Toshiba is expanding its range of ultra slim Satellite laptops with new models designed to be affordable, but not at the expense of performance
Toshiba is looking to push the adoption of slim machines after expanding its ultrathin laptop lineup to include new systems built upon Advanced Micro Devices’ dual-core Neo platform.
Toshiba’s Digital Products Division announced the new ultrathin laptops at the Consumer Electronics Show in Las Vegas.
The AMD Neo chip and accompanying ATI Radeon graphics technology are key parts of the new ultra-thin laptop lineup for Toshiba, according to company officials.

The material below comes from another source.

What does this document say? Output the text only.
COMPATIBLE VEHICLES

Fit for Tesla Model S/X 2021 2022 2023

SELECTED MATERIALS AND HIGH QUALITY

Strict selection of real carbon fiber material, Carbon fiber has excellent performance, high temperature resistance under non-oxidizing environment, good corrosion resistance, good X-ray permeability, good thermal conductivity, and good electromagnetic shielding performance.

AMD introduced the Neo platform at CES in 2009, and rolled out a dual-core version later last year. The Neo platform is aimed at ultrathin laptops, which are slightly larger than the netbook systems that have grown in popularity in the wake of Intel’s release of its Atom processor in 2008.
The new Satellite T100 systems, which will be available from 17 January starting at $499.99 (£312.74), are aimed at giving users performance and multimedia capabilities at an affordable price, a balance that has helped drive the adoption of ultrathin devices.
“The emergence of the low-cost ultrathin category has quickly proven that consumers do not need to give up performance for mobility,” Carl Pinto, vice president of product development for Toshiba’s Digital Products Division, said in a statement.
The new Satellite T100 laptops, which are less than an inch thick and weigh less than four pounds, come with a host of features, including a full-size keyboard, a built-in webcam with face recognition technology and Microsoft’s Windows 7 Home Premium operating system.
They offer hard drives of up to 320GB, up to 4GB of memory and several expansion ports. Some models also have built-in Wireless-N Wi-Fi capabilities and Bluetooth technology.
The Satellite T135D, powered by AMD’s Turion Neo X2, Athlon Neo X2 or Athlon Neo MV-40 chips, will come with a 13.3-inch screen.
The T115D, with the Athlon Neo X2 or Neo MV-40 chip, will have an 11.6-inch screen.
The systems also will come with Toshiba’s Media Controller software pre-installed. The technology is designed to make it easier for users to share content – including files, photos and streamed music and video – throughout a wireless home network of Windows PCs and Windows 7-compatible devices.